The new concession law will attract investors not only to strategic assets such as seaports, but also to the regional level such as utility and waste management sectors.

“Concession is the kind of tool that allows those assets to be left with the government in state ownership, but that will also attract investors that will build, renovate, and operate them for a period of time,” Kovaliv said.

The draft law proposes the maximum concession period to be 50 years, providing stability and predictability for the investor.

Ukraine’s government could learn from its Central European neighbor Serbia, which made a concession deal with French private investors on its Belgrade Nikola Tesla airport back in January.

“They got their upfront payment of around 500 million euros and the concession payment for about 25 years,” she said. “And (that airport is) two times smaller than our Boryspil (International Airport). So we can just compare the potential investment flow that we can get with this kind of tool.”

More changes

Another important step for Ukraine’s private and public sectors is corporate governance reform to make companies more transparent and provide companies with more access to financing from Western banks.

“Unfortunately now the current corporate law does not give shareholders a lot of flexibility,” Kovaliv said.

Kovaliv also keeps a close eye on the country’s World Bank Doing Business rating, since this, in particular, attracts medium-sized businesses. “For medium-sized investors, (it) is just a good indicator of what is happening in the country, what the regulations are like.”

For example, Ukraine’s Doing Business ratings on access to electricity and bankruptcy are some of the worst in the world. Changing the bankruptcy law should be a priority for Ukraine, since it will protect creditors’ rights. At the moment, private banks cannot risk handing out big credits to businesses for development, even though many businesses in Ukraine have a serious lack of investment capital.

And taxation of investments is still a big problem in Ukraine.
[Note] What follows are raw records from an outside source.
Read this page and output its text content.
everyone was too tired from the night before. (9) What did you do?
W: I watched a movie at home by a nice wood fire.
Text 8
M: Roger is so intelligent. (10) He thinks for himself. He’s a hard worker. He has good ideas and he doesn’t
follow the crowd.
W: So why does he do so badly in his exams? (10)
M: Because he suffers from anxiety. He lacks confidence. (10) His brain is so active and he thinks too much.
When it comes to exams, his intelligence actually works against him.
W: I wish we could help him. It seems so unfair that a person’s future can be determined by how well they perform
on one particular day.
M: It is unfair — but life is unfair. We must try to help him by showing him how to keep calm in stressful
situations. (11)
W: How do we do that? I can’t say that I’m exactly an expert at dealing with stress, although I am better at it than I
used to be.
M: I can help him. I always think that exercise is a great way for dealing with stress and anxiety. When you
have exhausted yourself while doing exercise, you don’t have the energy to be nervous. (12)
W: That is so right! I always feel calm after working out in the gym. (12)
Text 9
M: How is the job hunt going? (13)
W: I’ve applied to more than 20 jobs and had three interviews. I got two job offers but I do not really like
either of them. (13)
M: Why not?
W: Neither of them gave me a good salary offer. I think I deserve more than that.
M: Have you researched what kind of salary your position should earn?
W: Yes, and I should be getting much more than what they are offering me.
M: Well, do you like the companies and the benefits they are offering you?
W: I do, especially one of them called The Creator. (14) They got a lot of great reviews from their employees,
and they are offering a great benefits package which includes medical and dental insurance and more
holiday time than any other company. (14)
For instance, businesses that are investing in a new building must pay up to 10 percent of construction costs to the local budget. Kovaliv says this should stop.

Recent success

So far 2018 has been a good year for Ukraine attracting FDI. On Feb 23, General Electric and state-owned enterprise Ukrzaliznytsia signed a $1-billion deal to modernize railway infrastructure. Back in January DP World invested in Port Yuzhniy. And now Ukraine is expecting Hutchinson Port Holdings, IKEA and H&M to invest in the country during this year.

“With iconic flagship companies entering the Ukrainian market, we see that this can all (create) the perception that Ukraine is ready to welcome investors,” Kovaliv said.
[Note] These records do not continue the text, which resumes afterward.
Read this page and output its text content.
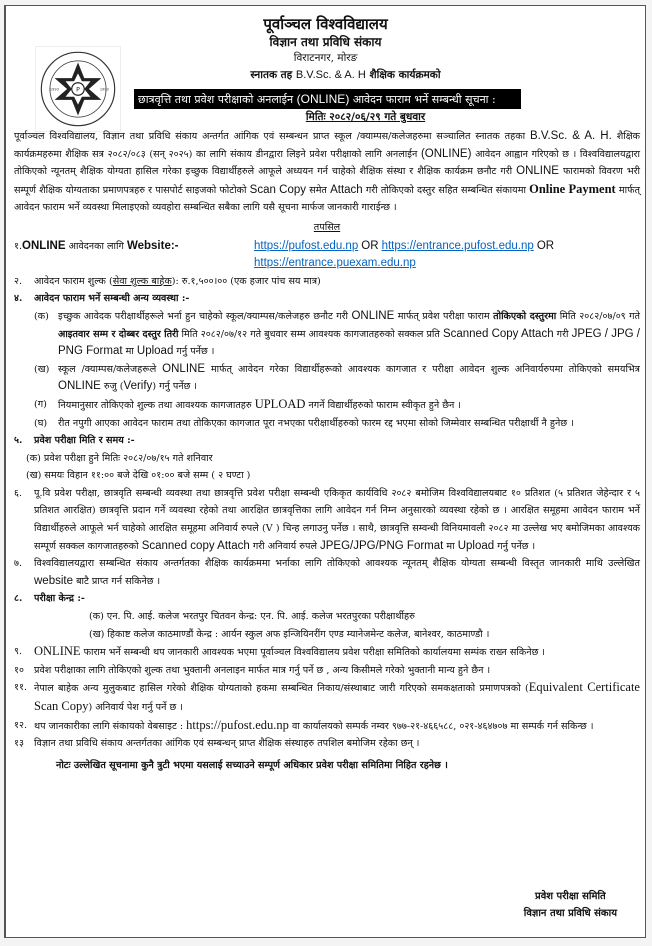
P
1993	1993
पूर्वाञ्चल विश्वविद्यालय
विज्ञान तथा प्रविधि संकाय
विराटनगर, मोरङ
स्नातक तह B.V.Sc. & A. H शैक्षिक कार्यक्रमको
छात्रवृत्ति तथा प्रवेश परीक्षाको अनलाईन (ONLINE) आवेदन फाराम भर्ने सम्बन्धी सूचना :
मितिः २०८२/०६/२९ गते बुधवार
पूर्वाञ्चल विश्वविद्यालय, विज्ञान तथा प्रविधि संकाय अन्तर्गत आंगिक एवं सम्बन्धन प्राप्त स्कूल /क्याम्पस/कलेजहरुमा सञ्चालित स्नातक तहका B.V.Sc. & A. H. शैक्षिक कार्यक्रमहरुमा शैक्षिक सत्र २०८२/०८३ (सन् २०२५) का लागि संकाय डीनद्वारा लिइने प्रवेश परीक्षाको लागि अनलाईन (ONLINE) आवेदन आह्वान गरिएको छ । विश्वविद्यालयद्वारा तोकिएको न्यूनतम् शैक्षिक योग्यता हासिल गरेका इच्छुक विद्यार्थीहरुले आफूले अध्ययन गर्न चाहेको शैक्षिक संस्था र शैक्षिक कार्यक्रम छनौट गरी ONLINE फारामको विवरण भरी सम्पूर्ण शैक्षिक योग्यताका प्रमाणपत्रहरु र पासपोर्ट साइजको फोटोको Scan Copy समेत Attach गरी तोकिएको दस्तुर सहित सम्बन्धित संकायमा Online Payment मार्फत् आवेदन फाराम भर्ने व्यवस्था मिलाइएको व्यवहोरा सम्बन्धित सबैका लागि यसै सूचना मार्फज जानकारी गाराईन्छ ।
तपसिल
१.ONLINE आवेदनका लागि Website:-	https://pufost.edu.np OR https://entrance.pufost.edu.np OR
https://entrance.puexam.edu.np
२.	आवेदन फाराम शुल्क (सेवा शुल्क बाहेक): रु.१,५००।०० (एक हजार पांच सय मात्र)
४.	आवेदन फाराम भर्ने सम्बन्धी अन्य व्यवस्था :-
(क) इच्छुक आवेदक परीक्षार्थीहरूले भर्ना हुन चाहेको स्कूल/क्याम्पस/कलेजहरु छनौट गरी ONLINE मार्फत् प्रवेश परीक्षा फाराम तोकिएको दस्तुरमा मिति २०८२/०७/०९ गते आइतवार सम्म र दोब्बर दस्तुर तिरी मिति २०८२/०७/१२ गते बुधवार सम्म आवश्यक कागजातहरुको सक्कल प्रति Scanned Copy Attach गरी JPEG / JPG / PNG Format मा Upload गर्नु पर्नेछ ।
(ख) स्कूल /क्याम्पस/कलेजहरूले ONLINE मार्फत् आवेदन गरेका विद्यार्थीहरूको आवश्यक कागजात र परीक्षा आवेदन शुल्क अनिवार्यरुपमा तोकिएको समयभित्र ONLINE रुजु (Verify) गर्नु पर्नेछ ।
(ग)	नियमानुसार तोकिएको शुल्क तथा आवश्यक कागजातहरु UPLOAD नगर्ने विद्यार्थीहरुको फाराम स्वीकृत हुने छैन ।
(घ)	रीत नपुगी आएका आवेदन फाराम तथा तोकिएका कागजात पूरा नभएका परीक्षार्थीहरुको फारम रद्द भएमा सोको जिम्मेवार सम्बन्धित परीक्षार्थी नै हुनेछ ।
५.	प्रवेश परीक्षा मिति र समय :-
(क) प्रवेश परीक्षा हुने मितिः २०८२/०७/१५ गते शनिवार
(ख) समयः विहान ११:०० बजे देखि ०१:०० बजे सम्म ( २ घण्टा )
६.	पू.वि प्रवेश परीक्षा, छात्रवृति सम्बन्धी व्यवस्था तथा छात्रवृत्ति प्रवेश परीक्षा सम्बन्धी एकिकृत कार्यविधि २०८२ बमोजिम विश्वविद्यालयबाट १० प्रतिशत (५ प्रतिशत जेहेन्दार र ५ प्रतिशत आरक्षित) छात्रवृत्ति प्रदान गर्ने व्यवस्था रहेको तथा आरक्षित छात्रवृत्तिका लागि आवेदन गर्न निम्न अनुसारको व्यवस्था रहेको छ । आरक्षित समूहमा आवेदन फाराम भर्ने विद्यार्थीहरुले आफूले भर्न चाहेको आरक्षित समूहमा अनिवार्य रुपले (V ) चिन्ह लगाउनु पर्नेछ । साथै, छात्रवृत्ति सम्वन्धी विनियमावली २०८२ मा उल्लेख भए बमोजिमका आवश्यक सम्पूर्ण सक्कल कागजातहरुको Scanned copy Attach गरी अनिवार्य रुपले JPEG/JPG/PNG Format मा Upload गर्नु पर्नेछ ।
७.	विश्वविद्यालयद्वारा सम्बन्धित संकाय अन्तर्गतका शैक्षिक कार्यक्रममा भर्नाका लागि तोकिएको आवश्यक न्यूनतम् शैक्षिक योग्यता सम्बन्धी विस्तृत जानकारी माथि उल्लेखित website बाटै प्राप्त गर्न सकिनेछ ।
८.	परीक्षा केन्द्र :-
(क) एन. पि. आई. कलेज भरतपुर चितवन केन्द्र: एन. पि. आई. कलेज भरतपुरका परीक्षार्थीहरु
(ख) हिकाष्ट कलेज काठमाण्डौं केन्द्र : आर्यन स्कुल अफ इन्जियिनरींग एण्ड म्यानेजमेन्ट कलेज, बानेश्वर, काठमाण्डौ ।
९. ONLINE फाराम भर्ने सम्बन्धी थप जानकारी आवश्यक भएमा पूर्वाञ्चल विश्वविद्यालय प्रवेश परीक्षा समितिको कार्यालयमा सम्पंक राख्न सकिनेछ ।
१०	प्रवेश परीक्षाका लागि तोकिएको शुल्क तथा भुक्तानी अनलाइन मार्फत मात्र गर्नु पर्ने छ , अन्य किसीमले गरेको भुक्तानी मान्य हुने छैन ।
११. नेपाल बाहेक अन्य मुलुकबाट हासिल गरेको शैक्षिक योग्यताको हकमा सम्बन्धित निकाय/संस्थाबाट जारी गरिएको समकक्षताको प्रमाणपत्रको (Equivalent Certificate Scan Copy) अनिवार्य पेश गर्नु पर्ने छ ।
१२. थप जानकारीका लागि संकायको वेबसाइट : https://pufost.edu.np वा कार्यालयको सम्पर्क नम्वर ९७७-२१-४६६५८८, ०२१-४६४७०७ मा सम्पर्क गर्न सकिन्छ ।
१३	विज्ञान तथा प्रविधि संकाय अन्तर्गतका आंगिक एवं सम्बन्धन् प्राप्त शैक्षिक संस्थाहरु तपशिल बमोजिम रहेका छन् ।
नोटः उल्लेखित सूचनामा कुनै त्रुटी भएमा यसलाई सच्याउने सम्पूर्ण अधिकार प्रवेश परीक्षा समितिमा निहित रहनेछ ।
प्रवेश परीक्षा समिति
विज्ञान तथा प्रविधि संकाय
For example, many foreign investors from Europe, China and Saudi Arabia are eyeing Ukraine’s alternative energy potential. Others have already entered – in January TIU-Canada officially launched a 10-megawatt solar power plant, China’s TBEA is now developing a $500-million wind power project, and OPIC – the U.S. government’s development finance institution – has approved up to $150 million in financing, along with up to $250 million in political risk insurance and reinsurance, to EuroCape Ukraine, a renewable energy company.

“We see a huge interest for the renewable energy, and especially for the wind and solar power,” Kovaliv said. “We see it is booming, the capacity is doubling from year-to-year.”

Other Ukrainian sectors can learn from this, Kovaliv said. For example, Ukraine should also be attracting global manufacturing companies to set up manufacturing facilities to supply the nearby European market.

Kovaliv points to Hungary as a good example of what could be achieved: Back in 2008, the country attracted China’s Huawei electronics company to build a logistics center. Today it is the company’s second largest logistics and manufacturing plant, with $1.5 billion annual turnover.

“From there, they ship all of their equipment and goods throughout Europe,” Kovaliv said.

“That’s the kind of thing we can do in Ukraine too.”